As it was, the White House steadfastly stood by him, as least in public. But with the election past, Bush must now work to cut his losses and take aggressive steps to bolster investor confidence, something the hapless Pitt was incapable of doing.

The SEC, an independent federal agency, is supposed to maintain public trust and confidence in Wall Street by seeing that big businesses do not file faked, overly rosy financial reports. But Pitt badly botched a major test of his leadership, the naming of the newly formed Public Company Accounting Oversight Board, created by Congress this summer to oversee the accounting industry.
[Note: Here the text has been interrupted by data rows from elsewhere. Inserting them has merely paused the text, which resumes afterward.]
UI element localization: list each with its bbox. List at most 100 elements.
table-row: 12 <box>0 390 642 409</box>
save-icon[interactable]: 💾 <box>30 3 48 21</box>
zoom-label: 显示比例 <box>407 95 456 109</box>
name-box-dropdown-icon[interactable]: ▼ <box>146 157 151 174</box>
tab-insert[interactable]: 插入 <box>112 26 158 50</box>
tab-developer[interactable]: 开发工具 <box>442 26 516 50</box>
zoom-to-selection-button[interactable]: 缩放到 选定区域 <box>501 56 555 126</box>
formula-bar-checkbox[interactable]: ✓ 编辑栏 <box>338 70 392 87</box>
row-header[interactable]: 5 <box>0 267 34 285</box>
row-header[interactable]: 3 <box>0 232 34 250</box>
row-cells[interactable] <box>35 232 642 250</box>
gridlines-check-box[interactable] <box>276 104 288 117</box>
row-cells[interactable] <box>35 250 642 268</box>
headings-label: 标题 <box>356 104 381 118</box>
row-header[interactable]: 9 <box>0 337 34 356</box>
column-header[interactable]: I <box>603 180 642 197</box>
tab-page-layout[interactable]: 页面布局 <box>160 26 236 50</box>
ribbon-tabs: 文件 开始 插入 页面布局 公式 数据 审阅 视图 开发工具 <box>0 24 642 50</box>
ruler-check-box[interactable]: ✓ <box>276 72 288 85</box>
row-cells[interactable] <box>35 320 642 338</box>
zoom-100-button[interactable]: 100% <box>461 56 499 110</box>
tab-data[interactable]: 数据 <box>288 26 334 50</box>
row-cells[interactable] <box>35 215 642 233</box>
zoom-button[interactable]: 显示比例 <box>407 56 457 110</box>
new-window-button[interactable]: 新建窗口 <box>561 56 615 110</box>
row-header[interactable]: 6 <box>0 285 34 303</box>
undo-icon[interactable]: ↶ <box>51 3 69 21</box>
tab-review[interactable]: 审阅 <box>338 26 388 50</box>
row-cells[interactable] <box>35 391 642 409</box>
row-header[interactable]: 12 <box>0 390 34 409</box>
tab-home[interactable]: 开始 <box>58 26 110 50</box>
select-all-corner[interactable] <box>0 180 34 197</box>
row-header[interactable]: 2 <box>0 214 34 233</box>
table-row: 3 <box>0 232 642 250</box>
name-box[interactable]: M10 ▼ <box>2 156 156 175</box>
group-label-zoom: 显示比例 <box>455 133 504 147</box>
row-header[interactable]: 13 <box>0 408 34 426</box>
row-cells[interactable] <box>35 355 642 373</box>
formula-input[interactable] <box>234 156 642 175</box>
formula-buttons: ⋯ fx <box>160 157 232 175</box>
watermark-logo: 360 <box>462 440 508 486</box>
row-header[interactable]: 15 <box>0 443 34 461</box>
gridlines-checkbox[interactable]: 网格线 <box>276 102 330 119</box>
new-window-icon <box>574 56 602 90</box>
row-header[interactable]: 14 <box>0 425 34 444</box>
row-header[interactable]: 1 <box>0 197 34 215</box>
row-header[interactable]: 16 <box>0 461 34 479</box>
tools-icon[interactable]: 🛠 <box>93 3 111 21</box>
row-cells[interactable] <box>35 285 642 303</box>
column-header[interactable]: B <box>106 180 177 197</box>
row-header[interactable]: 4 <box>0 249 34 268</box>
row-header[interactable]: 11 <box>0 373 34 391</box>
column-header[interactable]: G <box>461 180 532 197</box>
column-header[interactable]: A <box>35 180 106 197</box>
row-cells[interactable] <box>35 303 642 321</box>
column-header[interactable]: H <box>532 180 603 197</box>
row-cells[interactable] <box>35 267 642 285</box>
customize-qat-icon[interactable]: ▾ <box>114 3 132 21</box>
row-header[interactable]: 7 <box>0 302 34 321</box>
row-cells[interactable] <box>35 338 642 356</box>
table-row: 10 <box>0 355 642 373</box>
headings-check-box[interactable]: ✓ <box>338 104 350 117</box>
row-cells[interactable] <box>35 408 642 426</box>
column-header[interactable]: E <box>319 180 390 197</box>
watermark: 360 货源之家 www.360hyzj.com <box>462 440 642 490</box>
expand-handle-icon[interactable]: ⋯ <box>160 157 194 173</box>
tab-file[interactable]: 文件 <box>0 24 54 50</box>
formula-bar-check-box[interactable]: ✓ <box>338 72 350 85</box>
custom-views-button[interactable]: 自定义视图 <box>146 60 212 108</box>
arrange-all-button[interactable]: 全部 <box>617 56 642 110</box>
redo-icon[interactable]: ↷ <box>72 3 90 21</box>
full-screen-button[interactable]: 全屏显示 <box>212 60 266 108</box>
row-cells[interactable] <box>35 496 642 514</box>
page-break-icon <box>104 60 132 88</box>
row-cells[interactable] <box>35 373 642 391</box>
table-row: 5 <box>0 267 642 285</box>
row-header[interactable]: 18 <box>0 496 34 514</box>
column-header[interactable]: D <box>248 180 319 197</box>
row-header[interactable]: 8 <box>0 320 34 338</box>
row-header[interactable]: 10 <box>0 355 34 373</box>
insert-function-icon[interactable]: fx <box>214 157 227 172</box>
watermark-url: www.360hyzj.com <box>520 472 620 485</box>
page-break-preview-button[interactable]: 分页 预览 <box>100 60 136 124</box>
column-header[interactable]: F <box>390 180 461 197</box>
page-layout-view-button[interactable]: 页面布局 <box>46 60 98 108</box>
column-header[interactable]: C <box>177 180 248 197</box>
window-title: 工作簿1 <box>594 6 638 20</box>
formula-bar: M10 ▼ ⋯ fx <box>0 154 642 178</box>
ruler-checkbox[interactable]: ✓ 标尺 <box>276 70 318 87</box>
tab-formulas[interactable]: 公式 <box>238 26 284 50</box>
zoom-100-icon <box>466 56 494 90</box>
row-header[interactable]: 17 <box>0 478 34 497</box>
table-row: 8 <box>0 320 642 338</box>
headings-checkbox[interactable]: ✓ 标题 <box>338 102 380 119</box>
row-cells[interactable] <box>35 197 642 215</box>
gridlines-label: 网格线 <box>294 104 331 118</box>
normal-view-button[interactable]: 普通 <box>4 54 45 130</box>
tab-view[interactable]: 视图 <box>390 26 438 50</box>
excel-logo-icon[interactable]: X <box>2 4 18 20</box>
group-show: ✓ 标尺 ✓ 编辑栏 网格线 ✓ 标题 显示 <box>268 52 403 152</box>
This tawdry episode played out in the final days of the campaign when most voters were distracted and not paying attention. That allowed the White House to stall and contain the problem so it could fire Pitt after the election and name a replacement who is more responsible.

Pitt's political tin ear was remarkable. After his appointment in August 2001 he demanded that the job be elevated to Cabinet status, a nutty idea greeted on Capitol Hill with horror. Pitt also met privately with the CEOs of two companies under SEC investigation, reflecting both bad judgment and a conflict of interest.

Recently Pitt backed away from naming as head of the accounting oversight board a respected candidate, reform-minded John Biggs, a former pension fund administrator. He bowed to anti-Biggs lobbying by the accounting industry and reportedly by the White House as well. Biggs had even quit his regular job because he thought Pitt had offered him the oversight post.

Then Pitt substituted former CIA and FBI Director William Webster, who warned him privately that there might be a problem with his appointment. Webster had headed the audit committee for U.S. Technologies, a nearly bankrupt Internet company being investigated for possible fraud. The company is currently engaged in a nasty name-calling blame-game with its former accounting firm.

Webster has a reputation for personal integrity, but he does not appear to understand the arcane accounting tricks he would be expected to monitor at the oversight board.

Pitt didn't bother to pass on the information about Webster's U.S. Technologies connection to the White House or the other SEC board members. Instead, after Webster publicly confirmed what he had told Pitt, the SEC chairman asked the SEC inspector general, a close buddy whom he hired and can fire, to look into it. Fortunately, the General Accounting Office and a Senate committee are also investigating the matter.

Pitt, who as a private accounting industry lawyer opposed tough restrictions on accounting practices, has lost the credibility needed to reassure investors and stockholders that he is serious about reform.

The president has been eager to downplay corporate wrongdoing, focusing on a few "bad apples" rather than addressing systemic problems in the way businesses are allowed to operate. But he knows he cannot be seen as too lenient on wrongdoers. There is the 2004 election to consider.

Bush's economic record is unimpressive. His big tax cuts last year helped to dampen the economy by reducing federal revenues and contributing to huge deficits. His only new initiative is to demand that his tax cuts for the rich promptly be made permanent. His so-called economic summit in August, designed to demonstrate that he is in touch with the needs of real people, was so artificially contrived as to be embarrassing. The one suggestion the session produced, new tax cuts for investors, was even sillier and was immediately dropped.

If the economy keeps slumping and business scandals keep coming, next time voters may decide after all to focus on serious reform in our corporate culture, including further expansion of federal oversight.

The president, staying one step ahead of the political posse, is reportedly already planning to shake up his whole economic team. Pitt was the first to go and other economic advisers may leave as well. The ideological fixation on tax cuts as the sole remedy for an ailing economy, however, is likely to stay. Bush himself is the leading believer.

The president is skilled at proposing weak, generalized versions of popular ideas, such as cleaning up fraudulent accounting, while undercutting specific steps that might really get the job done. Watch for his next clever but meaningless move.